Lord Krishna Overpowers And Dances Atop Kaliya's Hood
Murals distinguish the folk art of Kerala. A fine tradition to be found in the temples and palaces dotting the Malabar coast, the earliest examples are to be found in Tirunandikkara and Tiruvanchikulam, dated from the ninth to the twelfth centuries. The one you see on this page is a contemporary specimen of this ancient means of art, and conforms to the post-fifteenth century style of Kerala murals. Done on canvas for portability (murals are characterised by the permanence of the chosen medium), it depicts an ethereal image of the Lord Krishna. Like the range of ancient artistic expressions practised in the subcontinent, the themes are predominantly spiritual, to which rule this handpicked Kerala mural is no exception.
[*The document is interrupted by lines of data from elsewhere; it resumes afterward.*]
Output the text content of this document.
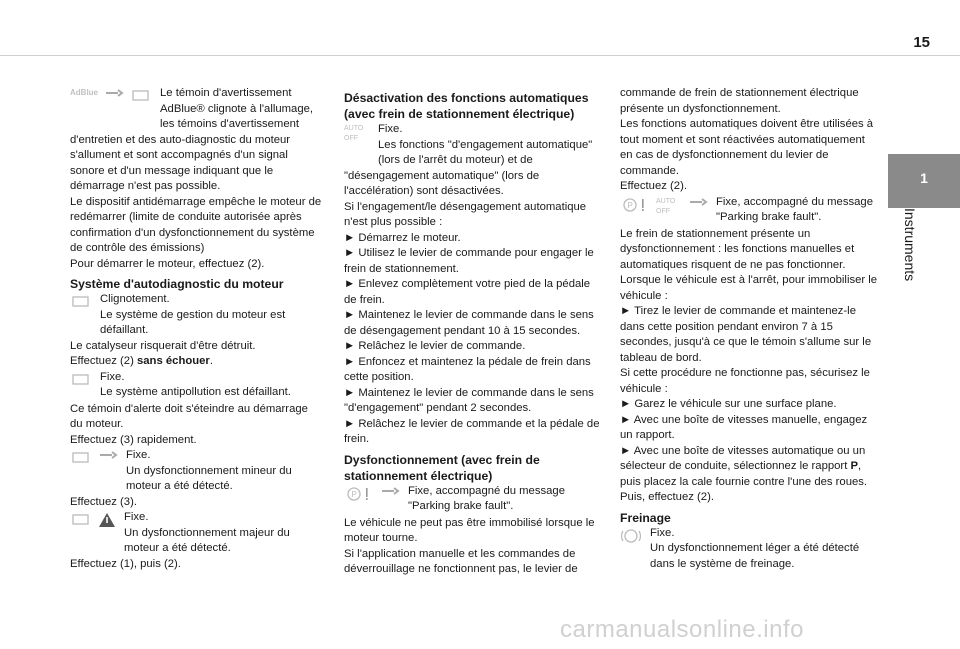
15
1
Instruments
AdBlue	Le témoin d'avertissement AdBlue® clignote à l'allumage, les témoins d'avertissement d'entretien et des auto-diagnostic du moteur s'allument et sont accompagnés d'un signal sonore et d'un message indiquant que le démarrage n'est pas possible.

Le dispositif antidémarrage empêche le moteur de redémarrer (limite de conduite autorisée après confirmation d'un dysfonctionnement du système de contrôle des émissions)

Pour démarrer le moteur, effectuez (2).

Système d'autodiagnostic du moteur

Clignotement.

Le système de gestion du moteur est défaillant.

Le catalyseur risquerait d'être détruit.

Effectuez (2) sans échouer.

Fixe.

Le système antipollution est défaillant.

Ce témoin d'alerte doit s'éteindre au démarrage du moteur.

Effectuez (3) rapidement.

Fixe.

Un dysfonctionnement mineur du moteur a été détecté.

Effectuez (3).

Fixe.

Un dysfonctionnement majeur du moteur a été détecté.

Effectuez (1), puis (2).

Désactivation des fonctions automatiques (avec frein de stationnement électrique)

AUTO OFF

Fixe.

Les fonctions "d'engagement automatique" (lors de l'arrêt du moteur) et de "désengagement automatique" (lors de l'accélération) sont désactivées.

Si l'engagement/le désengagement automatique n'est plus possible :

► Démarrez le moteur.

► Utilisez le levier de commande pour engager le frein de stationnement.

► Enlevez complètement votre pied de la pédale de frein.

► Maintenez le levier de commande dans le sens de désengagement pendant 10 à 15 secondes.

► Relâchez le levier de commande.

► Enfoncez et maintenez la pédale de frein dans cette position.

► Maintenez le levier de commande dans le sens "d'engagement" pendant 2 secondes.

► Relâchez le levier de commande et la pédale de frein.

Dysfonctionnement (avec frein de stationnement électrique)

P	Fixe, accompagné du message "Parking brake fault".

Le véhicule ne peut pas être immobilisé lorsque le moteur tourne.

Si l'application manuelle et les commandes de déverrouillage ne fonctionnent pas, le levier de

commande de frein de stationnement électrique présente un dysfonctionnement.

Les fonctions automatiques doivent être utilisées à tout moment et sont réactivées automatiquement en cas de dysfonctionnement du levier de commande.

Effectuez (2).

P	AUTO OFF

Fixe, accompagné du message "Parking brake fault".

Le frein de stationnement présente un dysfonctionnement : les fonctions manuelles et automatiques risquent de ne pas fonctionner.

Lorsque le véhicule est à l'arrêt, pour immobiliser le véhicule :

► Tirez le levier de commande et maintenez-le dans cette position pendant environ 7 à 15 secondes, jusqu'à ce que le témoin s'allume sur le tableau de bord.

Si cette procédure ne fonctionne pas, sécurisez le véhicule :

► Garez le véhicule sur une surface plane.

► Avec une boîte de vitesses manuelle, engagez un rapport.

► Avec une boîte de vitesses automatique ou un sélecteur de conduite, sélectionnez le rapport P, puis placez la cale fournie contre l'une des roues.

Puis, effectuez (2).

Freinage

Fixe.

Un dysfonctionnement léger a été détecté dans le système de freinage.

carmanualsonline.info
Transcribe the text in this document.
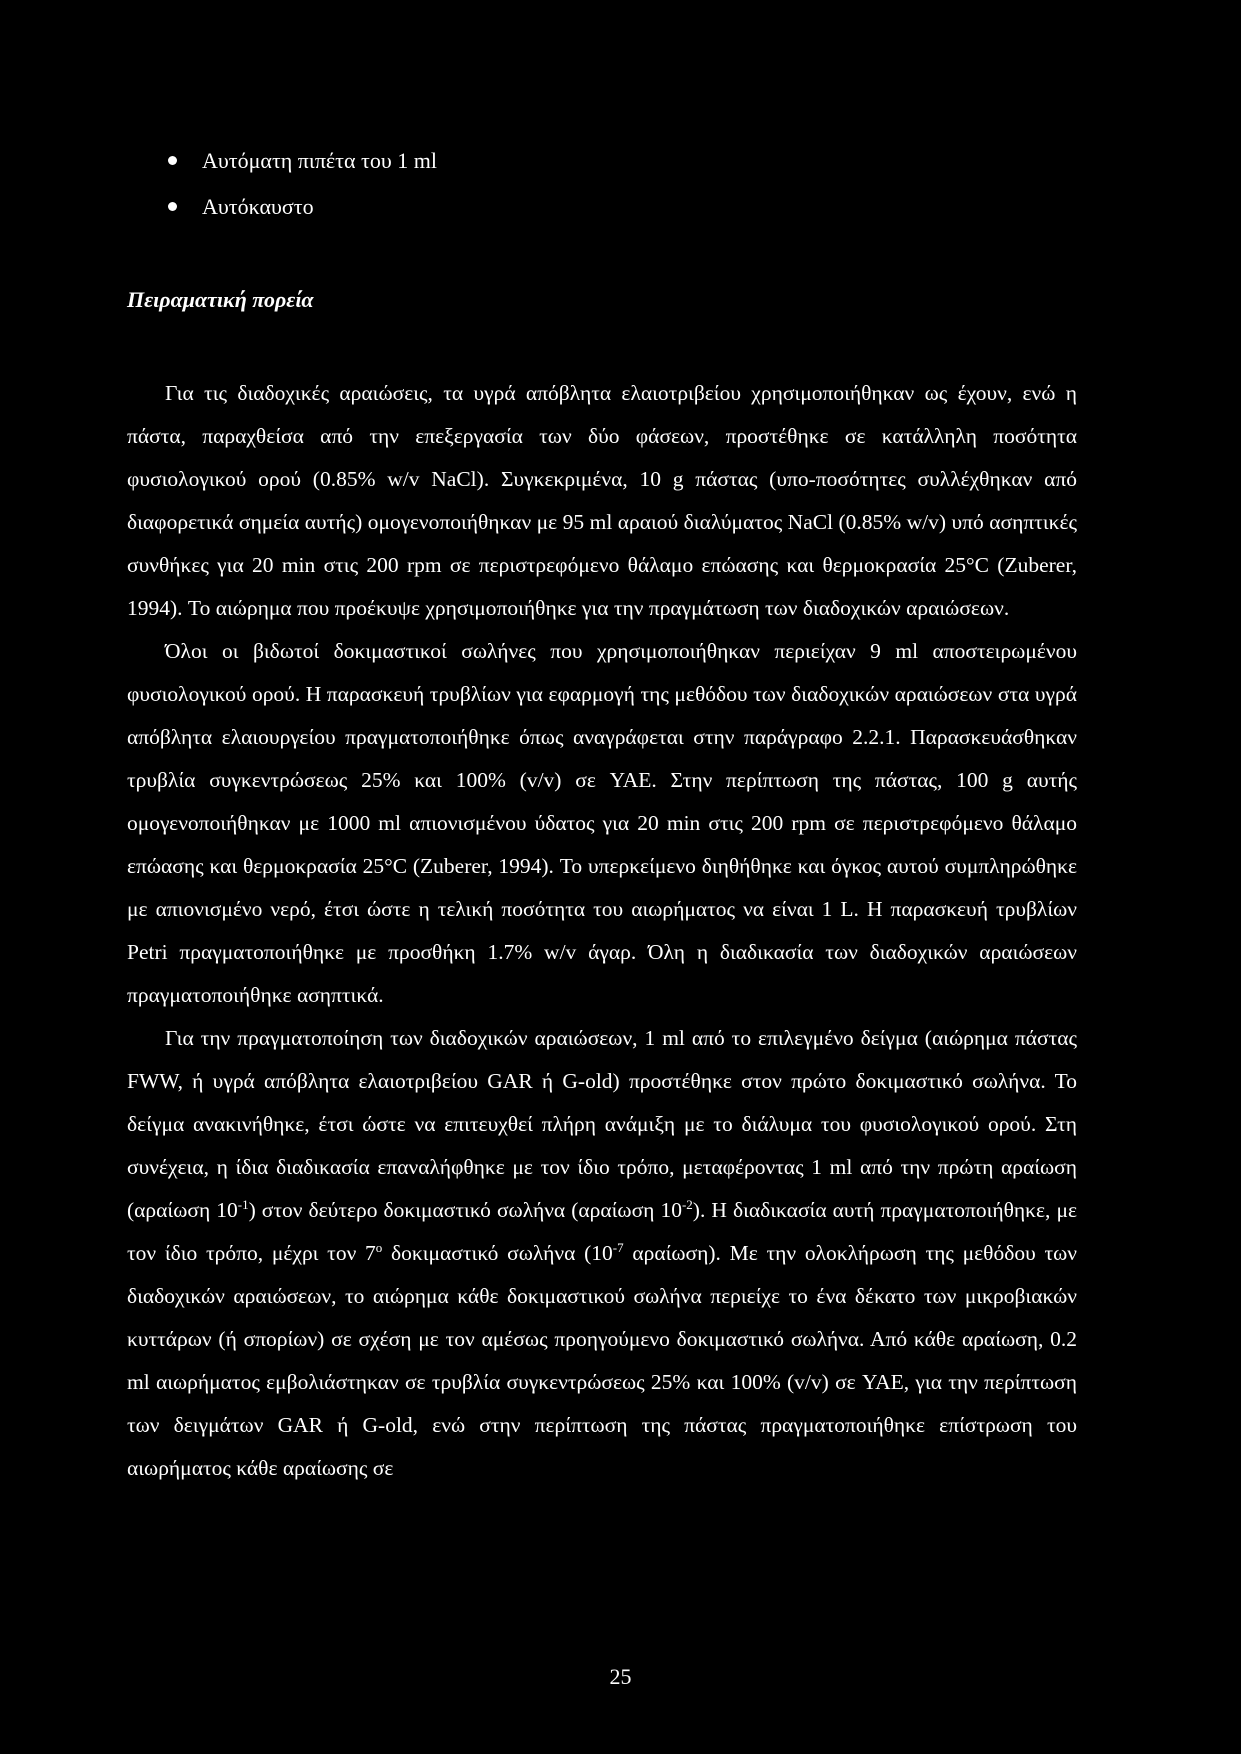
Αυτόματη πιπέτα του 1 ml
Αυτόκαυστο
Πειραματική πορεία

Για τις διαδοχικές αραιώσεις, τα υγρά απόβλητα ελαιοτριβείου χρησιμοποιήθηκαν ως έχουν, ενώ η πάστα, παραχθείσα από την επεξεργασία των δύο φάσεων, προστέθηκε σε κατάλληλη ποσότητα φυσιολογικού ορού (0.85% w/v NaCl). Συγκεκριμένα, 10 g πάστας (υπο-ποσότητες συλλέχθηκαν από διαφορετικά σημεία αυτής) ομογενοποιήθηκαν με 95 ml αραιού διαλύματος NaCl (0.85% w/v) υπό ασηπτικές συνθήκες για 20 min στις 200 rpm σε περιστρεφόμενο θάλαμο επώασης και θερμοκρασία 25°C (Zuberer, 1994). Το αιώρημα που προέκυψε χρησιμοποιήθηκε για την πραγμάτωση των διαδοχικών αραιώσεων.

Όλοι οι βιδωτοί δοκιμαστικοί σωλήνες που χρησιμοποιήθηκαν περιείχαν 9 ml αποστειρωμένου φυσιολογικού ορού. Η παρασκευή τρυβλίων για εφαρμογή της μεθόδου των διαδοχικών αραιώσεων στα υγρά απόβλητα ελαιουργείου πραγματοποιήθηκε όπως αναγράφεται στην παράγραφο 2.2.1. Παρασκευάσθηκαν τρυβλία συγκεντρώσεως 25% και 100% (v/v) σε YAE. Στην περίπτωση της πάστας, 100 g αυτής ομογενοποιήθηκαν με 1000 ml απιονισμένου ύδατος για 20 min στις 200 rpm σε περιστρεφόμενο θάλαμο επώασης και θερμοκρασία 25°C (Zuberer, 1994). Το υπερκείμενο διηθήθηκε και όγκος αυτού συμπληρώθηκε με απιονισμένο νερό, έτσι ώστε η τελική ποσότητα του αιωρήματος να είναι 1 L. Η παρασκευή τρυβλίων Petri πραγματοποιήθηκε με προσθήκη 1.7% w/v άγαρ. Όλη η διαδικασία των διαδοχικών αραιώσεων πραγματοποιήθηκε ασηπτικά.

Για την πραγματοποίηση των διαδοχικών αραιώσεων, 1 ml από το επιλεγμένο δείγμα (αιώρημα πάστας FWW, ή υγρά απόβλητα ελαιοτριβείου GAR ή G-old) προστέθηκε στον πρώτο δοκιμαστικό σωλήνα. Το δείγμα ανακινήθηκε, έτσι ώστε να επιτευχθεί πλήρη ανάμιξη με το διάλυμα του φυσιολογικού ορού. Στη συνέχεια, η ίδια διαδικασία επαναλήφθηκε με τον ίδιο τρόπο, μεταφέροντας 1 ml από την πρώτη αραίωση (αραίωση $10^{-1}$) στον δεύτερο δοκιμαστικό σωλήνα (αραίωση $10^{-2}$). Η διαδικασία αυτή πραγματοποιήθηκε, με τον ίδιο τρόπο, μέχρι τον $7^o$ δοκιμαστικό σωλήνα ($10^{-7}$ αραίωση). Με την ολοκλήρωση της μεθόδου των διαδοχικών αραιώσεων, το αιώρημα κάθε δοκιμαστικού σωλήνα περιείχε το ένα δέκατο των μικροβιακών κυττάρων (ή σπορίων) σε σχέση με τον αμέσως προηγούμενο δοκιμαστικό σωλήνα. Από κάθε αραίωση, 0.2 ml αιωρήματος εμβολιάστηκαν σε τρυβλία συγκεντρώσεως 25% και 100% (v/v) σε YAE, για την περίπτωση των δειγμάτων GAR ή G-old, ενώ στην περίπτωση της πάστας πραγματοποιήθηκε επίστρωση του αιωρήματος κάθε αραίωσης σε

25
It depicts the Lord's much-celebrated victory over the multi-hooded naga (snake) namely Kaliya, who was banished by Lord Garuda to a corner of the Yamuna river. He grabs the serpent-villain by the tail and dances over his helpless hood, leaving His footmarks on the vanquished one. The waters of the dishevelled Yamuna swirl around them as witness to this historic episode. The same have been depicted with simple cloud-like curves filled in with a powdery blue blending out into white. The vibrant colour palette of the Lord's form in the foreground makes a powerful, aesthetic statement. The shocks of fiery orange vines that flank His expressive face, His superbly gathered composure in the midst of battling evil, and the matching peacock feather-crested crown and shringar, complete the picture of Hinduism's most charming deva.